Si, par le hasard de l’histoire, le Kivu s’était réveillé en Etat autonome le 30 juin 2020, jour d’apparition des drapeaux sécessionnistes à Bukavu, le nouvel Etat aurait été confronté à au moins trois défis immédiats : son armée, son territoire et l’identité de ses nationaux.
1/ L’armée du Kivu ? Si les FARDC et la MONUSCO se retirent, le Kivu se retrouve entre les mains d’une centaine de groupes armés nationaux et étrangers totalement irréconciliables. Les plus connus sont les FDLR, les Mai Mai Yakutumba, les RED Tabara, les Gumino, les NDC-R, les présumés ADF, l’APCLS,… sans oublier les M23 en embuscade. La crise sécuritaire deviendrait pire que dans le Sud-Soudan, du jour au lendemain.
2/ Le territoire du Kivu ? Quels sont les limites du territoire du Kivu ? La carte administrative actuelle fut décidée par le pouvoir de Kinshasa, et, comme pour les pays africains, elle coupe des tribus et des ethnies dont les territoires se retrouvent de part et d’autre des frontières. Des revendications identitaires éclateraient immédiatement, non seulement aux frontières des pays voisins, mais aussi aux frontières avec les autres “anciennes provinces” du Congo.
3/ Les nationaux du Kivu ? Qui est Kivucien et qui ne l’est pas ? Si on s’inspire de l’article 10 de la Constitution de la RDC, la nationalité des Kivuciens serait basée sur le double critère d’appartenance à un groupe ethnique et d’ancrage territorial.
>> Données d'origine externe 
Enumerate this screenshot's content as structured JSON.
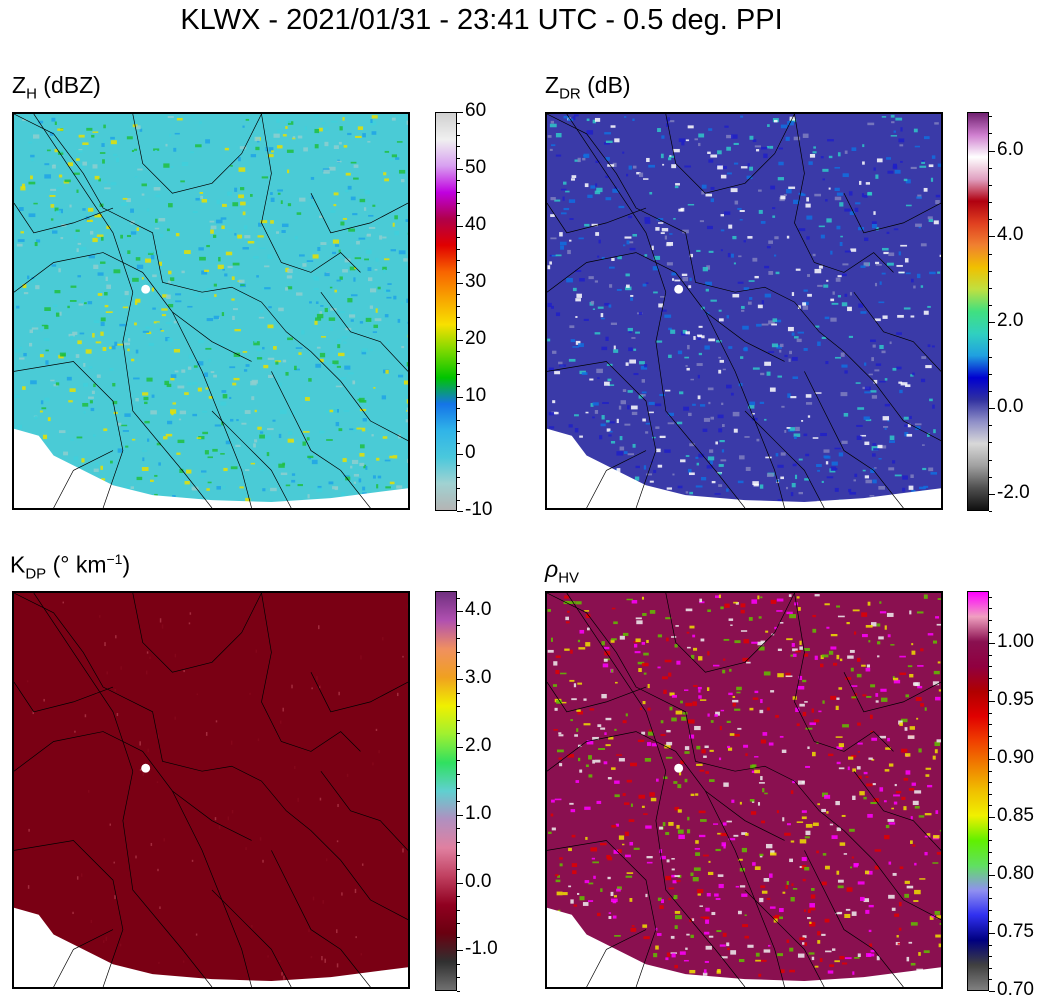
{
  "figure": {
    "title": "KLWX - 2021/01/31 - 23:41 UTC - 0.5 deg. PPI"
  },
  "panels": [
    {
      "id": "zh",
      "title": "Z",
      "title_sub": "H",
      "title_rest": " (dBZ)",
      "cmap": [
        "#b4b4b4",
        "#a0d2d2",
        "#4ac8dc",
        "#30b4e8",
        "#1474e8",
        "#00c400",
        "#7ad800",
        "#f8e000",
        "#f8a400",
        "#f86400",
        "#e00000",
        "#b0004a",
        "#c000e0",
        "#d8a0f0",
        "#f0f0f0",
        "#d0d0d0"
      ],
      "field_colors": [
        "#4acbd6",
        "#3fd0dc",
        "#8ecfcf",
        "#1fa3e6",
        "#20c040",
        "#e8e000"
      ],
      "colorbar": {
        "min": -10,
        "max": 60,
        "ticks": [
          "60",
          "50",
          "40",
          "30",
          "20",
          "10",
          "0",
          "-10"
        ],
        "tick_values": [
          60,
          50,
          40,
          30,
          20,
          10,
          0,
          -10
        ]
      }
    },
    {
      "id": "zdr",
      "title": "Z",
      "title_sub": "DR",
      "title_rest": " (dB)",
      "cmap": [
        "#101010",
        "#505050",
        "#a0a0a0",
        "#d8d8d8",
        "#9090c8",
        "#3030a0",
        "#0000d0",
        "#20a0e0",
        "#30d0c0",
        "#40e080",
        "#c0e040",
        "#f0c000",
        "#f08030",
        "#e04020",
        "#b00010",
        "#e0a0c0",
        "#ffffff",
        "#d080d0",
        "#702070"
      ],
      "field_colors": [
        "#3a3aa8",
        "#2020c8",
        "#ffffff",
        "#8080c0",
        "#1070e0",
        "#30c8c8"
      ],
      "colorbar": {
        "min": -2.4,
        "max": 6.9,
        "ticks": [
          "6.0",
          "4.0",
          "2.0",
          "0.0",
          "-2.0"
        ],
        "tick_values": [
          6,
          4,
          2,
          0,
          -2
        ]
      }
    },
    {
      "id": "kdp",
      "title": "K",
      "title_sub": "DP",
      "title_rest": " (° km",
      "title_sup": "−1",
      "title_end": ")",
      "cmap": [
        "#707070",
        "#303030",
        "#6a0010",
        "#900020",
        "#c04060",
        "#e080a0",
        "#b090c0",
        "#60d0d0",
        "#30e060",
        "#a0f030",
        "#f0f000",
        "#f0a020",
        "#f09060",
        "#b050b0",
        "#703080"
      ],
      "field_colors": [
        "#7a0014",
        "#8a0a1e",
        "#c04a5a"
      ],
      "colorbar": {
        "min": -1.6,
        "max": 4.3,
        "ticks": [
          "4.0",
          "3.0",
          "2.0",
          "1.0",
          "0.0",
          "-1.0"
        ],
        "tick_values": [
          4,
          3,
          2,
          1,
          0,
          -1
        ]
      }
    },
    {
      "id": "rhohv",
      "title": "ρ",
      "title_sub": "HV",
      "title_rest": "",
      "cmap": [
        "#808080",
        "#404040",
        "#000080",
        "#3030f0",
        "#9090f0",
        "#60e060",
        "#60f000",
        "#f0f000",
        "#f0c000",
        "#f08000",
        "#f04000",
        "#e00000",
        "#b00000",
        "#900040",
        "#8a1050",
        "#f0a0c0",
        "#ff00ff"
      ],
      "field_colors": [
        "#8a1050",
        "#ff00ff",
        "#f0f0f0",
        "#e00000",
        "#f0e000",
        "#60c000"
      ],
      "colorbar": {
        "min": 0.7,
        "max": 1.045,
        "ticks": [
          "1.00",
          "0.95",
          "0.90",
          "0.85",
          "0.80",
          "0.75",
          "0.70"
        ],
        "tick_values": [
          1.0,
          0.95,
          0.9,
          0.85,
          0.8,
          0.75,
          0.7
        ]
      }
    }
  ]
}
L’interminable question des “Banyarwanda” qui a tellement fait couler du sang et des larmes s’imposerait et pourrait d’ailleurs, elle seule, achever le rêve d’un Kivu eldorado. Le nouvel Etat deviendrait un abattoir plus sordide que tout ce qu’on connait jusque-là.
Ceux qui vraiment rêvent de faire éclater le Congo ont intérêt à méditer longuement leurs desseins. Il ne s’agit pas seulement du Kivu. Les autres régions traversées par des idées sécessionnistes sont autant concernées (Katanga, Kongo Central,…). Les sécessions katangaises et sud-kasaïenne sont des leçons que les Congolais n’ont pas eu le temps de méditer. Ces deux entités avaient sombré dans des conflits identitaires et de leadership opposant Lubakat au reste du Katanga (Tshombé contre Jason Sendwe) et Luba et Lulua dans le Kasaï.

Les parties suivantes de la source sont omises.